Impact of Lying on Surveys

Have you ever wondered what the impact of respondents lying on your survey might be? Repeated lying on surveys is known as farming and refers specifically to repeatedly completing a survey (correctly or otherwise). Thomas Chesney of Nottingham University Business School in Nottingham, UK and Kay Penny of Edinburgh Napier University in Edinburgh, UK have recently completed an interesting study to examine this possibility.

Web based businesses such as SurveyMonkey allow researchers or businesses to create and distribute online questionnaires quickly and at low costs. One of the main detractors to this method is the lack of certainty about who responded and how many times. As a secondary concern, how accurate are the demographic responses. Are the respondents who they claim to be? Some of the more sophisticated survey processes will not allow the same code to be used more than once; however, there may still be ways of providing multiple respondents. For example, it has been suggested that some respondents voted more than once for Sarah Palin's daughter when she was competing on the TV program "Dancing with the Stars."

There have been studies that show that an incentivize survey often leads to an increased response rate and the greater the incentive,the greater the increase in response. In the same way others have found that one big prize increases the response more than many small prizes despite the lower odds of winning. Another way to increase participation to use a prize draw rather than prepaid or promised monetary incentives.

A particular study by Morabia and Zheng in 2009 investigated the influence of entry into a raffle as an incentive for participation to an urban transportation survey in New York and found that approximately 4.7% of the participants were thought to have responded twice since they gave the same email address (are we talking dumb here).
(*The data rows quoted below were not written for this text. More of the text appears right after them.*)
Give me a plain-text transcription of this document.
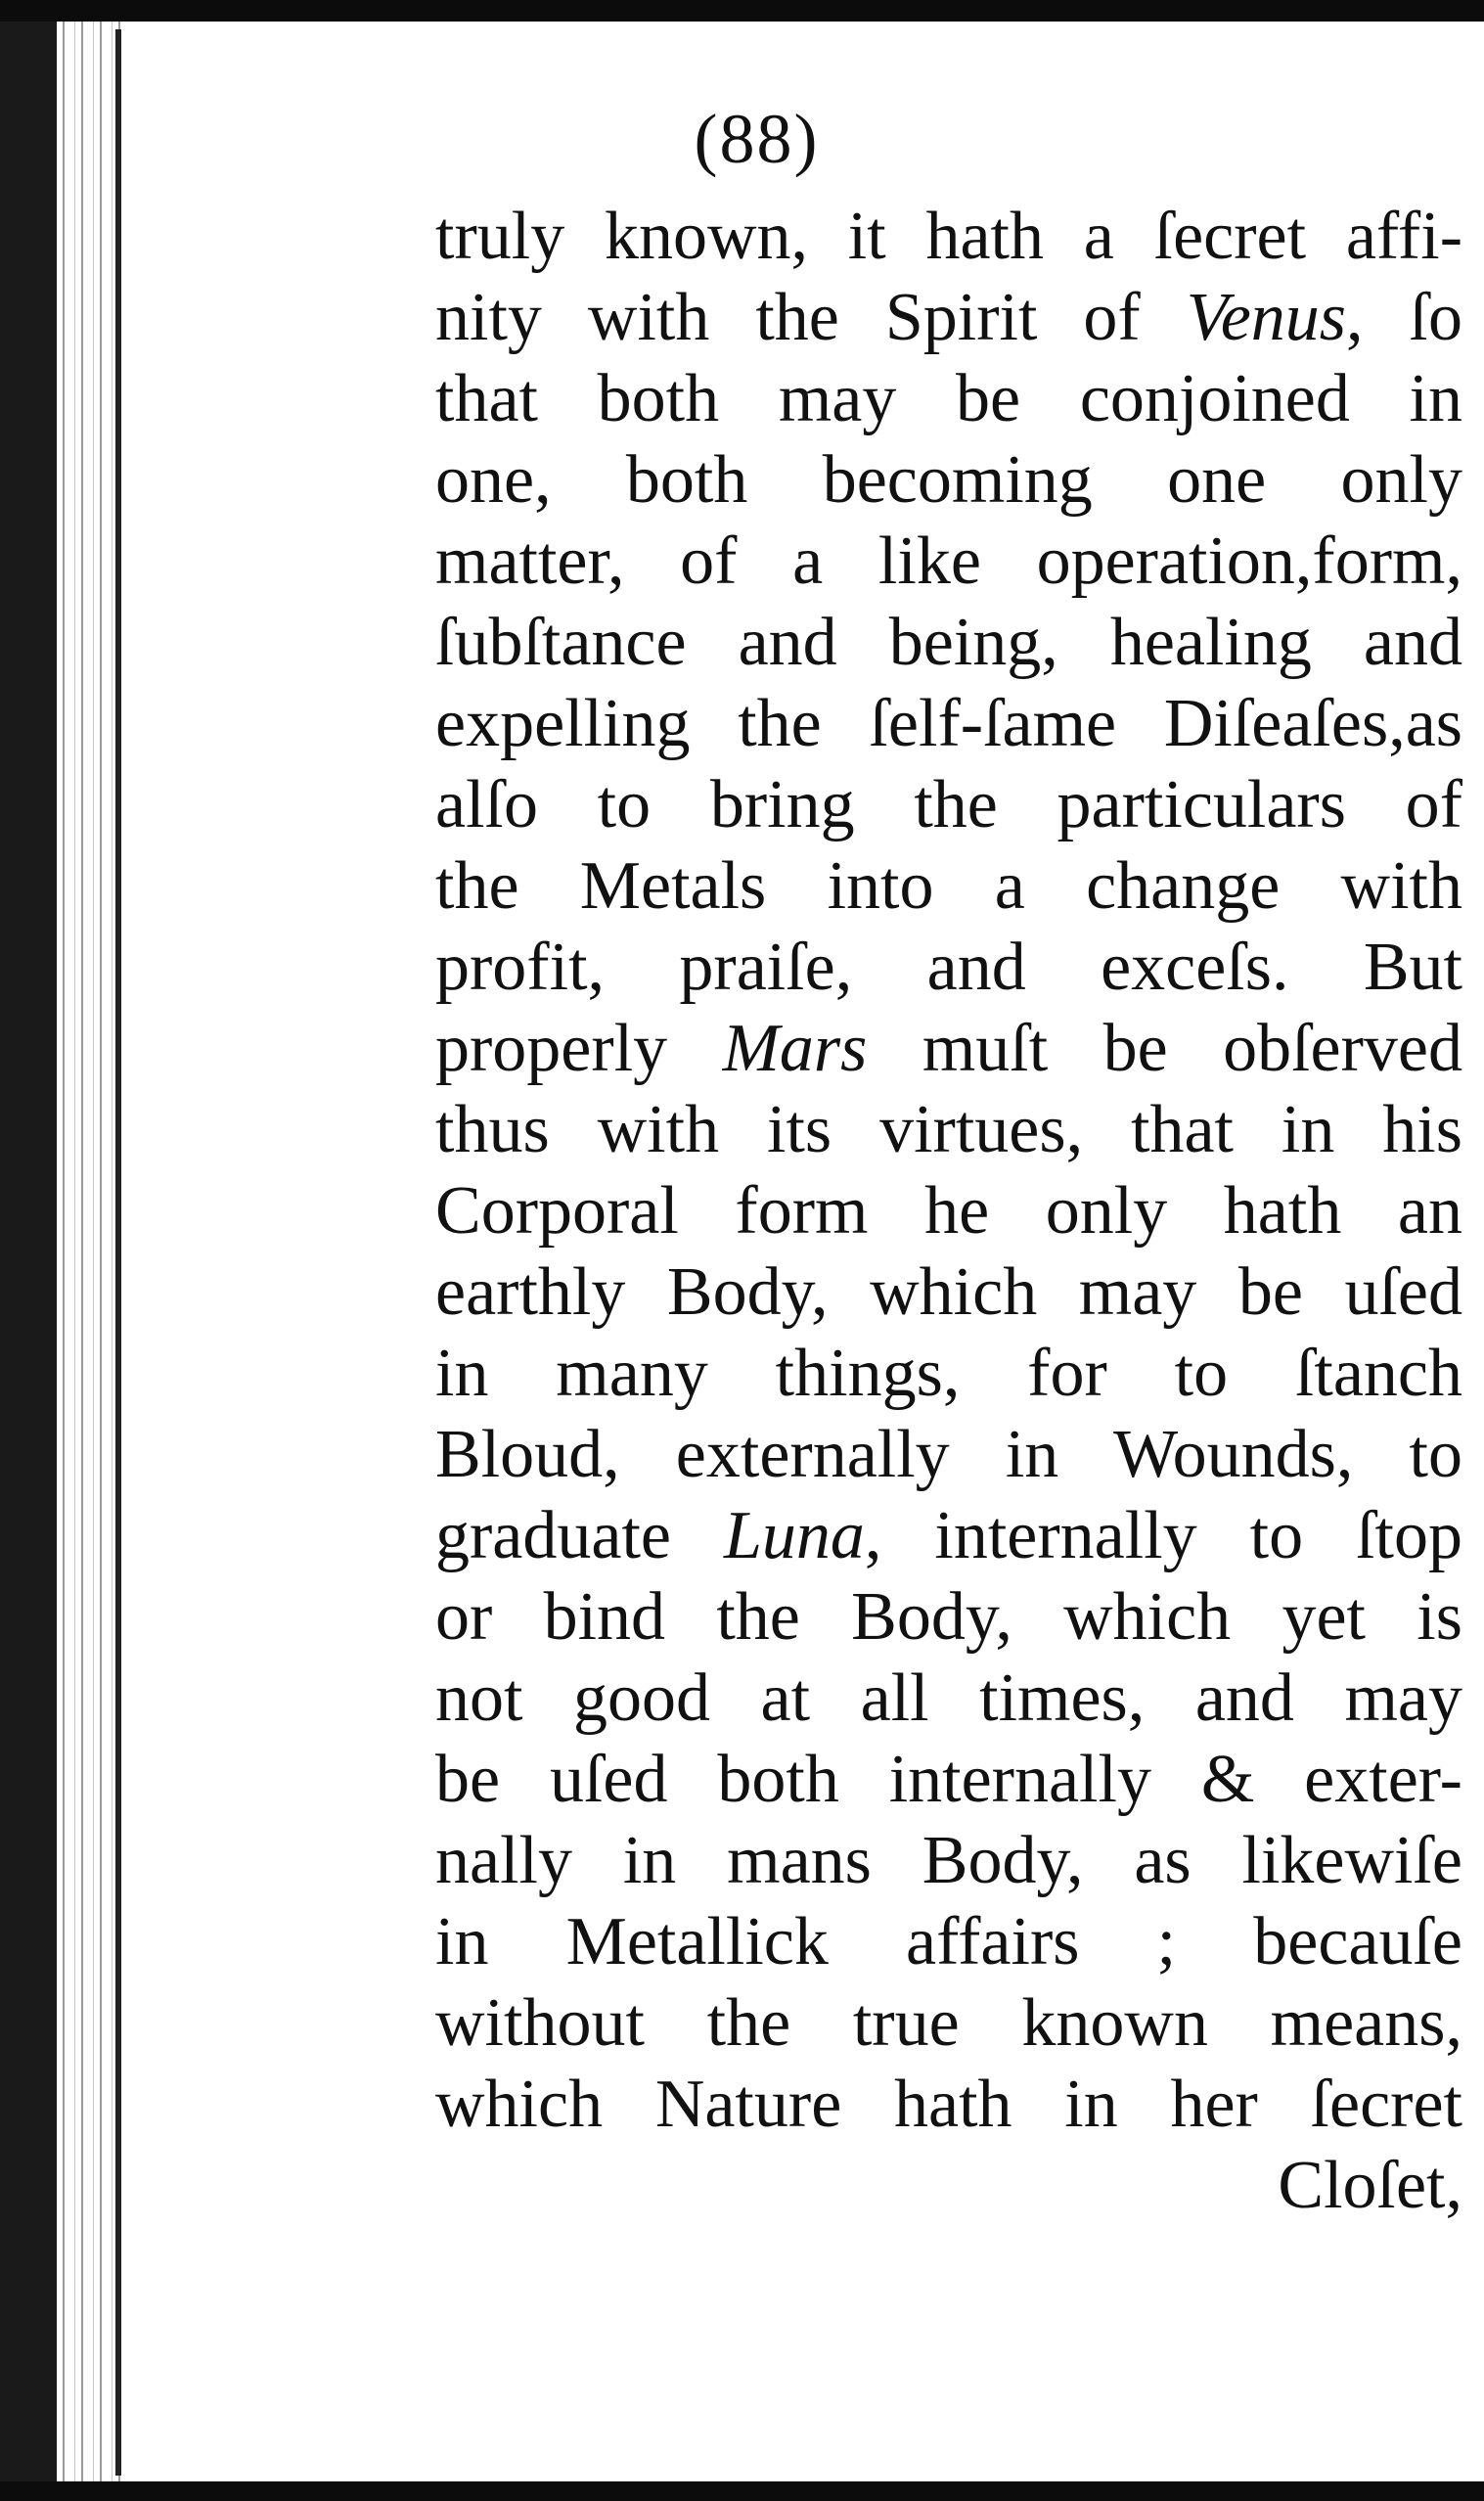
(88)
truly known, it hath a ſecret affi-
nity with the Spirit of Venus, ſo
that both may be conjoined in
one, both becoming one only
matter, of a like operation,form,
ſubſtance and being, healing and
expelling the ſelf-ſame Diſeaſes,as
alſo to bring the particulars of
the Metals into a change with
profit, praiſe, and exceſs. But
properly Mars muſt be obſerved
thus with its virtues, that in his
Corporal form he only hath an
earthly Body, which may be uſed
in many things, for to ſtanch
Bloud, externally in Wounds, to
graduate Luna, internally to ſtop
or bind the Body, which yet is
not good at all times, and may
be uſed both internally & exter-
nally in mans Body, as likewiſe
in Metallick affairs ; becauſe
without the true known means,
which Nature hath in her ſecret
Cloſet,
A more subtle concern about lying on a survey is the respondent may be asked to answer questions that my impact their job. Something that business people often overlook is the possibility that one or more competitors may be responding to their surveys in ways that would distort the results and increase the possibility that decisions made as a result of the responses would be in error.

In reality there appears to be three basic types of farming; namely, the first is to repeatedly tell the truth, the second is to provide a random answer to each question and the third is to give perceived average responses to every response.

The finding of these researchers is that farming can lead to real and potential problems which cannot be predicted. The errors can be either a type I or type II error with no simple way to reduce or eliminate the errors.

The bottom line is that surveys on the web present real opportunities for lying and distorting the truth The best way to remove this possibility is good management. Of course, it can be virtually eliminated with phone or other direct survey techniques which are both more timely and expensive. Just another concern for those of us who attempt to extract accurate information from surveys.


Jan said...

Interesting research on the impact of lying on web surveys. I wonder how many companies are making decisions based on information that is not accurate? I assumed web surveys would have filters to ensure some of these things could not happen, but that must not be true of all web surveys. Buyer beware!

Dr. B said...

The reference research is titled "The Impact of Repeated Lying on Survey Results" It is a NUBS Research Paper Series No. 2010-14.